Menanggapi hal tersebut Rosi Wahyuni salah satu anggota DPRD setempat turut berikan dukungan dan apresiasi terhapa pelaksanaan kegiatan tersebut. “Kegiatan ini sangat positif karena mampu membekali masyarakat dengan keterampilan praktis yang bisa langsung dimanfaatkan untuk membuka usaha maupun meningkatkan pendapatan keluarga,” ujarnya.

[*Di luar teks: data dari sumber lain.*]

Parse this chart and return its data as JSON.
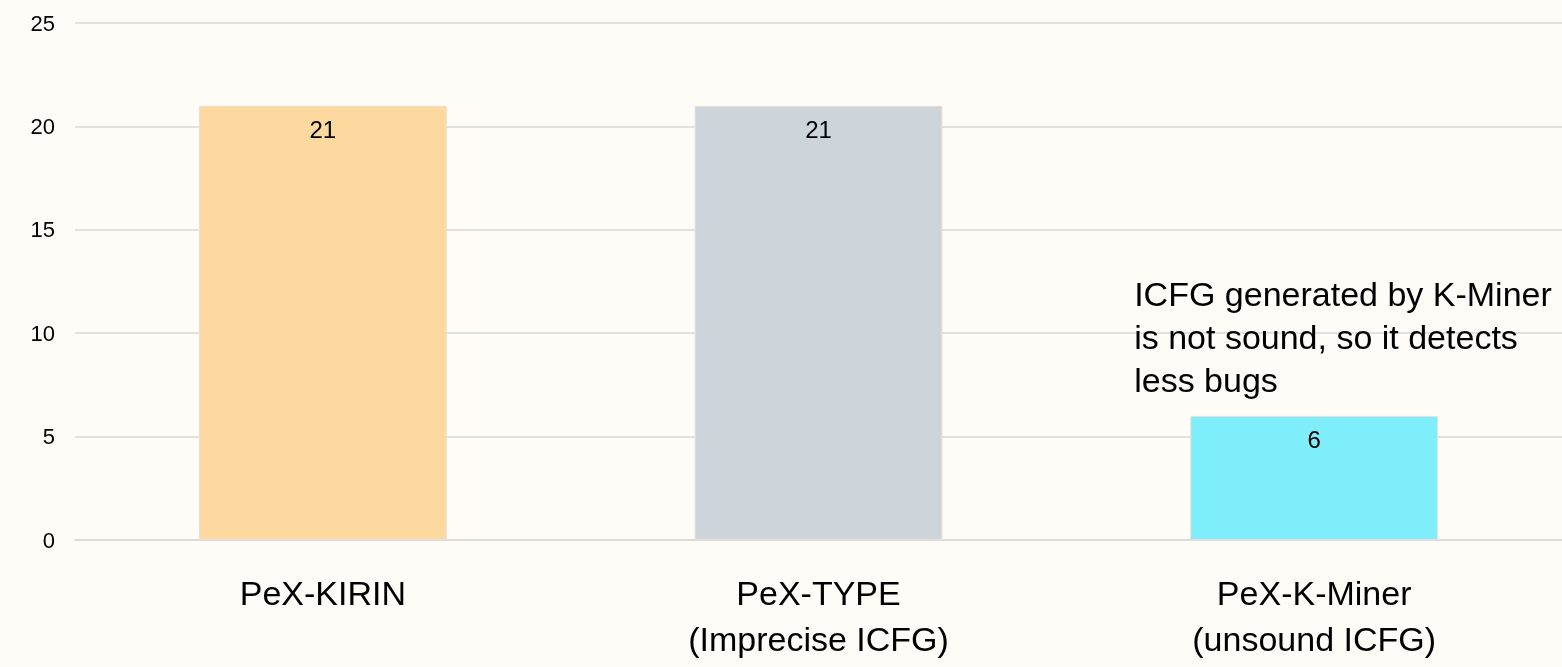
{
  "chart_data": {
    "type": "bar",
    "categories": [
      "PeX-KIRIN",
      "PeX-TYPE\n(Imprecise ICFG)",
      "PeX-K-Miner\n(unsound ICFG)"
    ],
    "values": [
      21,
      21,
      6
    ],
    "colors": [
      "#fdd9a0",
      "#cdd4da",
      "#7eeefa"
    ],
    "ylim": [
      0,
      25
    ],
    "yticks": [
      0,
      5,
      10,
      15,
      20,
      25
    ],
    "grid": "y",
    "data_labels": true,
    "annotations": [
      {
        "text": "ICFG generated by K-Miner is not sound, so it detects less bugs",
        "x": "PeX-K-Miner\n(unsound ICFG)",
        "y": 6
      }
    ]
  }
}
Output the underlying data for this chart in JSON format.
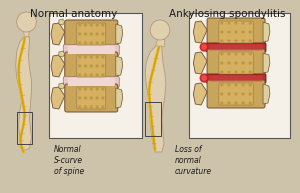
{
  "title_left": "Normal anatomy",
  "title_right": "Ankylosing spondylitis",
  "label_left": "Normal\nS-curve\nof spine",
  "label_right": "Loss of\nnormal\ncurvature",
  "bg_color": "#cdc3aa",
  "vertebra_tan": "#c8a55a",
  "vertebra_light": "#ddc080",
  "disc_pink": "#e8c8c0",
  "disc_pink2": "#d4a0a0",
  "inflamed_red": "#b83030",
  "inflamed_bright": "#cc2020",
  "nerve_yellow": "#d4a010",
  "nerve_yellow2": "#e8c030",
  "bone_cream": "#ddd0a0",
  "spongy_tan": "#b8903a",
  "spongy_light": "#d4b060",
  "skin_outline": "#b09878",
  "skin_fill": "#e0d0b0",
  "skin_fill2": "#cfc0a0",
  "box_fill": "#f0ece0",
  "outline_dark": "#705030",
  "outline_med": "#907850",
  "text_dark": "#1a1a1a",
  "white_ish": "#f5f0e8",
  "title_fs": 7.5,
  "label_fs": 5.5
}
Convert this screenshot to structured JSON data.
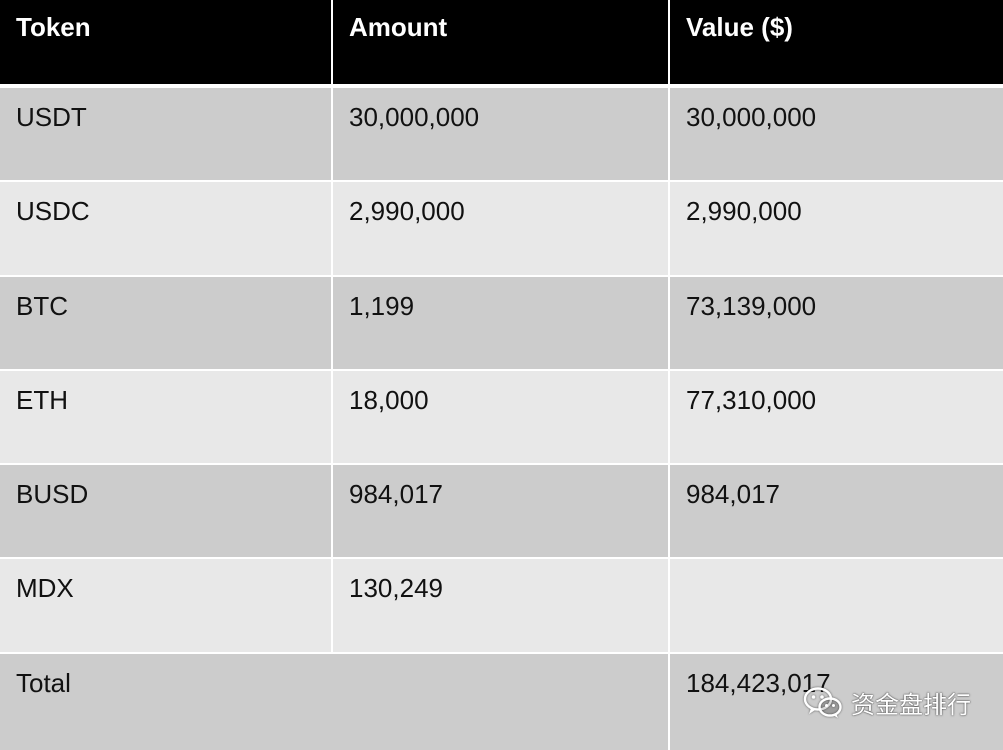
{
  "table": {
    "headers": [
      "Token",
      "Amount",
      "Value ($)"
    ],
    "rows": [
      [
        "USDT",
        "30,000,000",
        "30,000,000"
      ],
      [
        "USDC",
        "2,990,000",
        "2,990,000"
      ],
      [
        "BTC",
        "1,199",
        "73,139,000"
      ],
      [
        "ETH",
        "18,000",
        "77,310,000"
      ],
      [
        "BUSD",
        "984,017",
        "984,017"
      ],
      [
        "MDX",
        "130,249",
        ""
      ]
    ],
    "total": {
      "label": "Total",
      "value": "184,423,017"
    }
  },
  "watermark": {
    "text": "资金盘排行",
    "icon": "wechat-icon"
  }
}
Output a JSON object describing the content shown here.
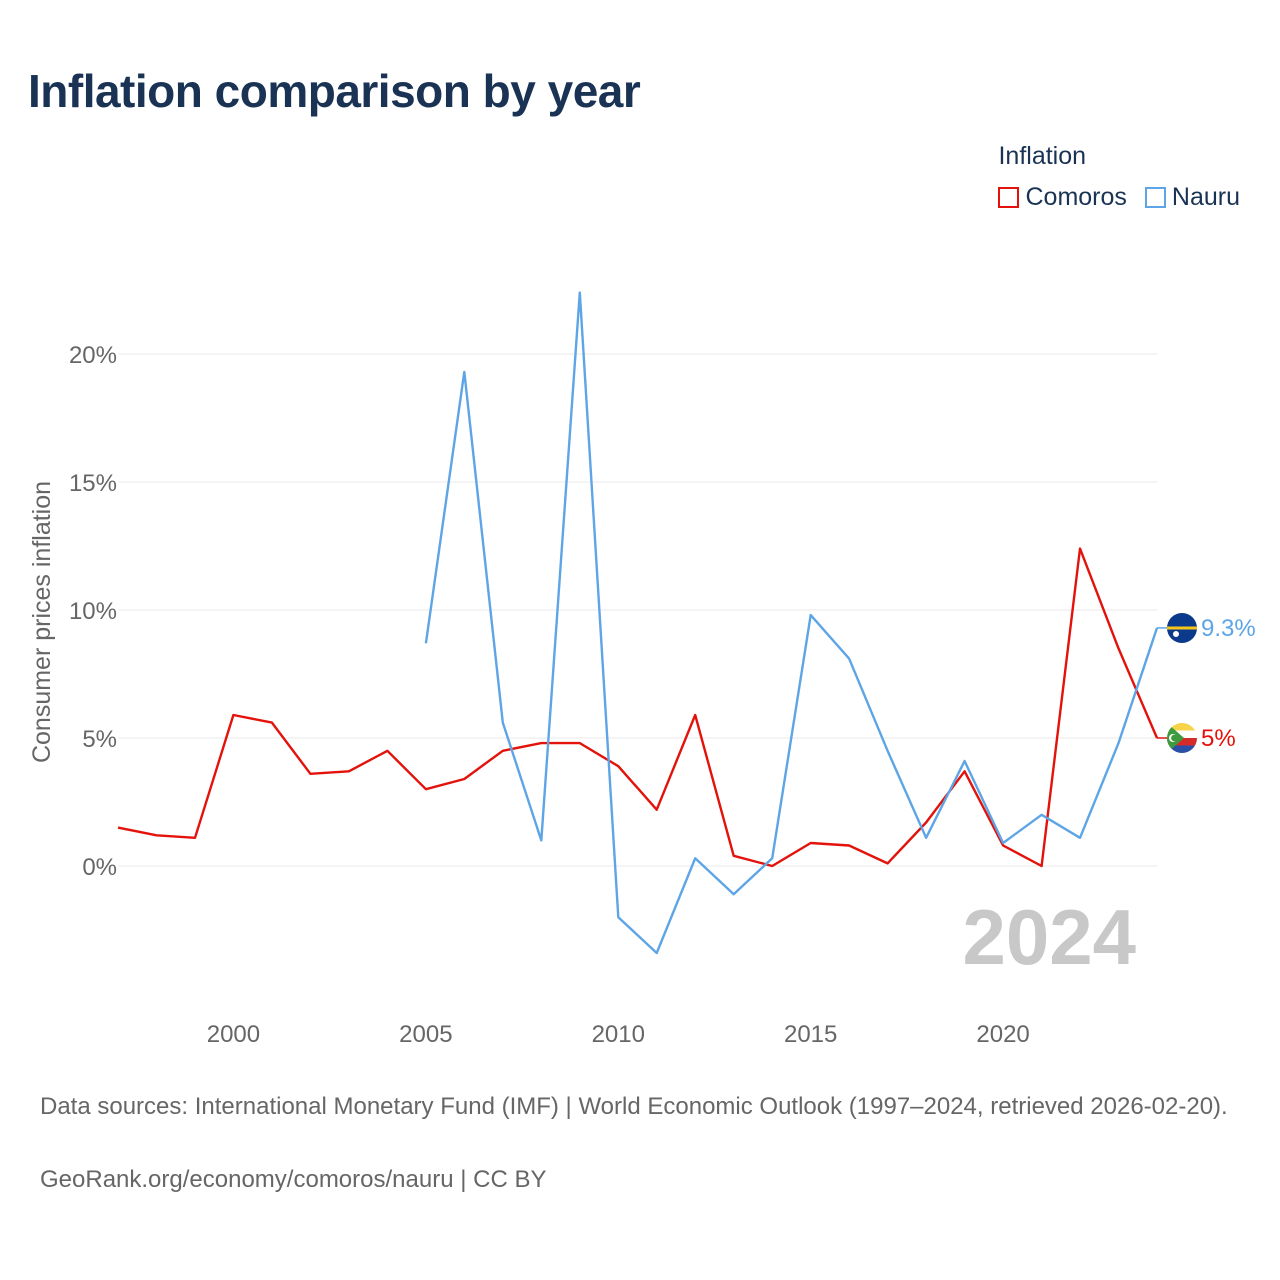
{
  "title": "Inflation comparison by year",
  "legend": {
    "title": "Inflation",
    "items": [
      {
        "label": "Comoros",
        "color": "#e3120b"
      },
      {
        "label": "Nauru",
        "color": "#5da5e6"
      }
    ]
  },
  "year_watermark": "2024",
  "source_text": "Data sources: International Monetary Fund (IMF) | World Economic Outlook (1997–2024, retrieved 2026-02-20).",
  "credit_text": "GeoRank.org/economy/comoros/nauru | CC BY",
  "chart_data": {
    "type": "line",
    "title": "Inflation comparison by year",
    "xlabel": "",
    "ylabel": "Consumer prices inflation",
    "xlim": [
      1997,
      2024
    ],
    "ylim": [
      -5,
      23
    ],
    "x_ticks": [
      2000,
      2005,
      2010,
      2015,
      2020
    ],
    "x_tick_labels": [
      "2000",
      "2005",
      "2010",
      "2015",
      "2020"
    ],
    "y_ticks": [
      0,
      5,
      10,
      15,
      20
    ],
    "y_tick_labels": [
      "0%",
      "5%",
      "10%",
      "15%",
      "20%"
    ],
    "grid": true,
    "legend_position": "top-right",
    "series": [
      {
        "name": "Comoros",
        "color": "#e3120b",
        "x": [
          1997,
          1998,
          1999,
          2000,
          2001,
          2002,
          2003,
          2004,
          2005,
          2006,
          2007,
          2008,
          2009,
          2010,
          2011,
          2012,
          2013,
          2014,
          2015,
          2016,
          2017,
          2018,
          2019,
          2020,
          2021,
          2022,
          2023,
          2024
        ],
        "values": [
          1.5,
          1.2,
          1.1,
          5.9,
          5.6,
          3.6,
          3.7,
          4.5,
          3.0,
          3.4,
          4.5,
          4.8,
          4.8,
          3.9,
          2.2,
          5.9,
          0.4,
          0.0,
          0.9,
          0.8,
          0.1,
          1.7,
          3.7,
          0.8,
          0.0,
          12.4,
          8.5,
          5.0
        ],
        "end_label": "5%"
      },
      {
        "name": "Nauru",
        "color": "#5da5e6",
        "x": [
          2005,
          2006,
          2007,
          2008,
          2009,
          2010,
          2011,
          2012,
          2013,
          2014,
          2015,
          2016,
          2017,
          2018,
          2019,
          2020,
          2021,
          2022,
          2023,
          2024
        ],
        "values": [
          8.7,
          19.3,
          5.6,
          1.0,
          22.4,
          -2.0,
          -3.4,
          0.3,
          -1.1,
          0.3,
          9.8,
          8.1,
          4.5,
          1.1,
          4.1,
          0.9,
          2.0,
          1.1,
          4.8,
          9.3
        ],
        "end_label": "9.3%"
      }
    ]
  }
}
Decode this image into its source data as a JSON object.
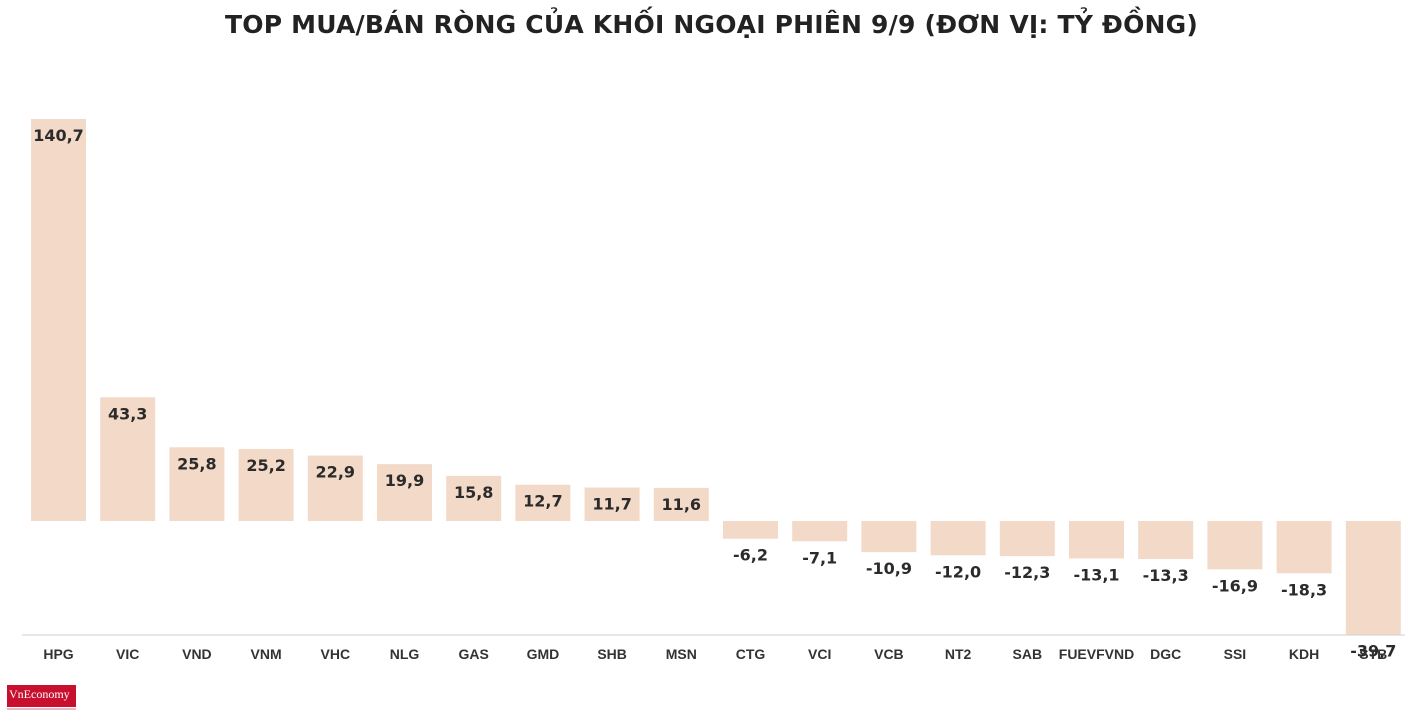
{
  "title": "TOP MUA/BÁN RÒNG CỦA KHỐI NGOẠI PHIÊN 9/9 (ĐƠN VỊ: TỶ ĐỒNG)",
  "logo": {
    "text": "VnEconomy"
  },
  "colors": {
    "bar": "#f3d9c7",
    "label": "#2b2b2b",
    "axis": "#cfcfcf",
    "title": "#222222"
  },
  "chart_data": {
    "type": "bar",
    "title": "TOP MUA/BÁN RÒNG CỦA KHỐI NGOẠI PHIÊN 9/9 (ĐƠN VỊ: TỶ ĐỒNG)",
    "xlabel": "",
    "ylabel": "",
    "ylim": [
      -39.7,
      140.7
    ],
    "grid": false,
    "categories": [
      "HPG",
      "VIC",
      "VND",
      "VNM",
      "VHC",
      "NLG",
      "GAS",
      "GMD",
      "SHB",
      "MSN",
      "CTG",
      "VCI",
      "VCB",
      "NT2",
      "SAB",
      "FUEVFVND",
      "DGC",
      "SSI",
      "KDH",
      "STB"
    ],
    "values": [
      140.7,
      43.3,
      25.8,
      25.2,
      22.9,
      19.9,
      15.8,
      12.7,
      11.7,
      11.6,
      -6.2,
      -7.1,
      -10.9,
      -12.0,
      -12.3,
      -13.1,
      -13.3,
      -16.9,
      -18.3,
      -39.7
    ],
    "value_labels": [
      "140,7",
      "43,3",
      "25,8",
      "25,2",
      "22,9",
      "19,9",
      "15,8",
      "12,7",
      "11,7",
      "11,6",
      "-6,2",
      "-7,1",
      "-10,9",
      "-12,0",
      "-12,3",
      "-13,1",
      "-13,3",
      "-16,9",
      "-18,3",
      "-39,7"
    ]
  }
}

Disamping itu juga anggota Komisi III DPRD tersebut menilai, pelatihan menjahit lanjutan tidak hanya sekadar meningkatkan keterampilan teknis, tetapi juga membuka peluang bagi peserta untuk menjadi wirausaha mandiri yang produktif dan berdaya saing.

Pada kegiatan Pemerintah Kabupaten Barito Utara yang menghadirkan berbagai program pelatihan kerja, pemagangan, serta pemberdayaan koperasi dan UMKM guna menekan angka pengangguran dan kemiskinan, ia juga turut berikan dukungan.

“Program seperti ini harus terus berlanjut dan diperluas, karena sangat berdampak langsung kepada masyarakat, khususnya dalam menciptakan lapangan kerja baru,” tambahnya.

Ia pun berharap para peserta dapat mengikuti pelatihan dengan serius serta memanfaatkan kesempatan tersebut untuk meningkatkan kompetensi diri.

“Ilmu yang diperoleh jangan berhenti di pelatihan saja, tetapi harus bisa diterapkan dalam kehidupan nyata, sehingga benar-benar memberikan manfaat ekonomi,” tegasnya.

Dimana juga sebelumnya, Kepala Dinas Tenaga Kerja, Transmigrasi, Koperasi dan UKM Kabupaten Barito Utara, M. Mastur, secara resmi membuka kegiatan tersebut dan menyampaikan bahwa pelatihan ini merupakan bagian dari upaya pemerintah daerah dalam meningkatkan kualitas SDM dan mendorong pemberdayaan ekonomi masyarakat.